A malicious Google Chrome extension dubbed Crypto Copilot is actively compromising the Solana ecosystem by injecting hidden code into Raydium swaps to siphon fees from unsuspecting traders. The malware, which masquerades as a convenience tool for executing trades directly from social media feeds, represents a dangerous evolution in browser-based crypto-jacking by skimming small amounts per transaction rather than draining wallets entirely.
Anatomy of the Crypto Copilot ‘Skim’
According to a recent report by cybersecurity firm Socket, the malware operates by manipulating the transaction construction process on the backend. The extension markets itself as a utility that allows users to trade Solana tokens directly from the X (formerly Twitter) interface.
However, researchers found that when a user initiated a swap on the Raydium decentralized exchange (DEX), the extension’s code atomically appended a secondary instruction: SystemProgram.transfer.
This hidden instruction routed a “fee,” calculated as the greater of 0.0013 SOL or 0.05% of the transaction value, to a hardcoded wallet address controlled by the malware’s creator. Because Solana wallets often summarize transaction data in the high-level approval window, the secondary transfer was frequently obscured from the user, who believed they were signing a single standard swap instruction.
Technical Obfuscation and Infrastructure
The threat actors employed significant measures to conceal the malicious activity. The investigation revealed that the fee extraction logic was buried under layers of obfuscated JavaScript, utilizing aggressive variable renaming and minification to evade automated security scans.
Furthermore, the extension attempted to establish a veneer of legitimacy by utilizing valid RPCs from providers such as Helius and DexScreener to fetch real-time pricing data.
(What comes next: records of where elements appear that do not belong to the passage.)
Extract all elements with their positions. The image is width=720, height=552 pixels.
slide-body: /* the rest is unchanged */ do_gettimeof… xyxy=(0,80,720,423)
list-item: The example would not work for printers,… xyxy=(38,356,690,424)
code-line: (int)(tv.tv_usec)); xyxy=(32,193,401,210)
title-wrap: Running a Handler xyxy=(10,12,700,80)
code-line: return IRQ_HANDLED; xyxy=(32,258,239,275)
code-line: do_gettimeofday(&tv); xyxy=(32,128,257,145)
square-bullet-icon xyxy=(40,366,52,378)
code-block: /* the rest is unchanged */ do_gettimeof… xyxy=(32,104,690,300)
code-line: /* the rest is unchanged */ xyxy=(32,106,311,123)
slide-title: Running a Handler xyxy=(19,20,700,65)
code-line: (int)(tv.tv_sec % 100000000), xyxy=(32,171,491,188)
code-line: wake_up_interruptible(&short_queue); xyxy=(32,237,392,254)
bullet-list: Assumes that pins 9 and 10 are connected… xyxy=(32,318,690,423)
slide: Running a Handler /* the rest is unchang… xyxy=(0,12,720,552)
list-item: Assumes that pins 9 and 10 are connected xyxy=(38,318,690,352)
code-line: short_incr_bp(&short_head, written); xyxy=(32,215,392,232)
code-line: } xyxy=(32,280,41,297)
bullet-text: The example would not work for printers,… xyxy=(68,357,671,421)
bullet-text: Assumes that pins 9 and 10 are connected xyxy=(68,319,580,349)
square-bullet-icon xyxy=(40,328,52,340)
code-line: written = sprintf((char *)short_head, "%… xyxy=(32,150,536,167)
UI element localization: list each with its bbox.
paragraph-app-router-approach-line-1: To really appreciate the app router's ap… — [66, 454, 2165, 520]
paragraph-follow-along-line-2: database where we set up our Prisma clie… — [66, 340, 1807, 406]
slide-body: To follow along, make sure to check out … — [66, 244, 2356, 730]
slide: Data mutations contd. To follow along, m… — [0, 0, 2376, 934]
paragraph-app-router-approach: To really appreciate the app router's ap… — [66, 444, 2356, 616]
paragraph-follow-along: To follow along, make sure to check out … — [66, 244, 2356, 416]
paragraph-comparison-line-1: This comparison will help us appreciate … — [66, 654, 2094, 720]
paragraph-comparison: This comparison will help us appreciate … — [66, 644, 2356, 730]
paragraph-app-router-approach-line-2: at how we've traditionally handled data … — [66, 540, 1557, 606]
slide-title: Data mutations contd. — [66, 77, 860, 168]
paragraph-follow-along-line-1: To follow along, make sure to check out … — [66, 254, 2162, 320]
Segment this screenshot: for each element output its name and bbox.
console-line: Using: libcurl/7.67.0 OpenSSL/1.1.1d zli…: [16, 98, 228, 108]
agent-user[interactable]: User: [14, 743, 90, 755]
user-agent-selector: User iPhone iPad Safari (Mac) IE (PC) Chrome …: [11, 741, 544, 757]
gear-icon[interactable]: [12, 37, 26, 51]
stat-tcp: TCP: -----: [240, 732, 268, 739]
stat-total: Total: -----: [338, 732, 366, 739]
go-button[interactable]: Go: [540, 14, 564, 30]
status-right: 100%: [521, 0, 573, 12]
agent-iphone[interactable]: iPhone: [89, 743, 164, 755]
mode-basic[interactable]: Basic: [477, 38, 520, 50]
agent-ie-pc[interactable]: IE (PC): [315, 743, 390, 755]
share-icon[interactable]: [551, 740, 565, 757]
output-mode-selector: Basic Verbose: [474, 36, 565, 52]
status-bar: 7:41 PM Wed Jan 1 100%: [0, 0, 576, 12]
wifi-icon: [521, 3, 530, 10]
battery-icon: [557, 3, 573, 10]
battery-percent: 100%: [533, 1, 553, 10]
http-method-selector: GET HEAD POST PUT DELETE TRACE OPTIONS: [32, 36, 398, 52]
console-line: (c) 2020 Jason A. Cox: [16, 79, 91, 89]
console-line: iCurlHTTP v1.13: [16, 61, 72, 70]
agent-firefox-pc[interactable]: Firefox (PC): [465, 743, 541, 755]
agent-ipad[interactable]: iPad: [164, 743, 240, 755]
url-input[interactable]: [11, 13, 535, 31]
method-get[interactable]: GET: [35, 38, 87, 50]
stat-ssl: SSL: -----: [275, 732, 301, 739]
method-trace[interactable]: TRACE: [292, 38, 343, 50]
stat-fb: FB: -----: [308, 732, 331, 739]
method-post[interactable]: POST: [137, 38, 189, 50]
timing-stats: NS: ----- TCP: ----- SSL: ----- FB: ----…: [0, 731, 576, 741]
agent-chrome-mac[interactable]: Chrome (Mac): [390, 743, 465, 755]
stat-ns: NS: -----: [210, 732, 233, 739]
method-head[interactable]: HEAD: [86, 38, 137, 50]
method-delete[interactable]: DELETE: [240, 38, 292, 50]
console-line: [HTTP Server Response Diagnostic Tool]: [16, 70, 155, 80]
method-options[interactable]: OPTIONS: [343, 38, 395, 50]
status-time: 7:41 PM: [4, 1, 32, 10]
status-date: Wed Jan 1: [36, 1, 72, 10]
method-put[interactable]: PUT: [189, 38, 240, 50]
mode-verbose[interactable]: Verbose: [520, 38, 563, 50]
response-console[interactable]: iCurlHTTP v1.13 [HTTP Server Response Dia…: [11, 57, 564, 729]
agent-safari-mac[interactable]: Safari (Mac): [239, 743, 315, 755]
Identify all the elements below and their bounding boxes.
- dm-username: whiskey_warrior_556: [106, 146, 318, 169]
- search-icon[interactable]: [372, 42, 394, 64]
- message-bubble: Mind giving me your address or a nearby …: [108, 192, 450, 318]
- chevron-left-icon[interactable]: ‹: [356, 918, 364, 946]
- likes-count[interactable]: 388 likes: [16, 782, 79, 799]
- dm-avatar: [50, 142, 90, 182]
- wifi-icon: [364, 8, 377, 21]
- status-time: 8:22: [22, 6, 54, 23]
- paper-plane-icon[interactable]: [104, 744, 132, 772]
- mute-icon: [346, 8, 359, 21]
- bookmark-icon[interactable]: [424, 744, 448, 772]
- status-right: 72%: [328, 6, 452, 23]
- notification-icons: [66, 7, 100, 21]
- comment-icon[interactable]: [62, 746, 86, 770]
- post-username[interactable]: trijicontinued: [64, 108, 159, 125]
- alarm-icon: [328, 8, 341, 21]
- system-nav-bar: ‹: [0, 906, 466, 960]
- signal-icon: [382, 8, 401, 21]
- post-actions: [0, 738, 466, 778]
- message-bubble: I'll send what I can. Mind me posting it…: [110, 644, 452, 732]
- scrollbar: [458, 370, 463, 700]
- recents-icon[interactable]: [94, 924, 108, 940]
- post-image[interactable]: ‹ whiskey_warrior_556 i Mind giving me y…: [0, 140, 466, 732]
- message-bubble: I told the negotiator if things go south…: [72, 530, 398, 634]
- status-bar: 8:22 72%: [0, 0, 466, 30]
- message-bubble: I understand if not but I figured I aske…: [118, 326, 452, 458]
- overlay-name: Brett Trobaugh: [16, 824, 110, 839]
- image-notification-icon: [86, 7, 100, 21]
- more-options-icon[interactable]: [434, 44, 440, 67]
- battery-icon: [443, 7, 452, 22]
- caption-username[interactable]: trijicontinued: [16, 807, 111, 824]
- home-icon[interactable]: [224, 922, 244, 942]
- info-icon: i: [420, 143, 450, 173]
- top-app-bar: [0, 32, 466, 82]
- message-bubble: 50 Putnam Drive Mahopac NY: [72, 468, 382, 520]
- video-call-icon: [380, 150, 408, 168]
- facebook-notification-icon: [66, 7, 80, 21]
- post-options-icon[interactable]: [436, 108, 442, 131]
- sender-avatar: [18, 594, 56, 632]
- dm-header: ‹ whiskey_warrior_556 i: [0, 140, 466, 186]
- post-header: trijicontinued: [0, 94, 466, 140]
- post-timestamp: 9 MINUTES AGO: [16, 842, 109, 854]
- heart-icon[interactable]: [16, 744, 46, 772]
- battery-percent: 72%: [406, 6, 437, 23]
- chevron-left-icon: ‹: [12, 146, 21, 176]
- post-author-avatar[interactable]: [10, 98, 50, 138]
However, the software also communicated with a suspicious backend hosted on a misspelled domain (crypto-coplilot-dashboard.vercel.app).
Researchers noted that the lack of documentation and the “placeholder” nature of the dashboard were consistent with malicious software practices designed solely to harvest wallet metadata.
Crypto Copilot Developer and Distribution
The extension was reportedly published to the Chrome Web Store under the developer name “sjclark76” around May 7, 2024. While the extension showed a relatively low install count of approximately 15 users at the time of the report, security analysts warned that the underlying mechanism posed a disproportionate risk to high-volume traders.
Unlike “drainers” that trigger immediate alarms, this “skimmer” approach allowed the attacker to potentially operate undetected over long periods. Socket confirmed it submitted a takedown request to Google.
This incident followed a broader trend of supply-chain attacks targeting browser ecosystems; earlier in 2024, security firms identified over 40 malicious extensions impersonating major wallet providers on the Firefox browser.
Chain Street’s Take
Crypto Copilot is a reminder that the most dangerous attacks aren’t the loud ones. Quiet skimmers that slip extra instructions into otherwise routine Solana swaps are harder to spot and hit traders where they’re least prepared. The risk isn’t the install count but the technique. Any tool sitting in the browser layer now deserves the same scrutiny as a smart contract audit.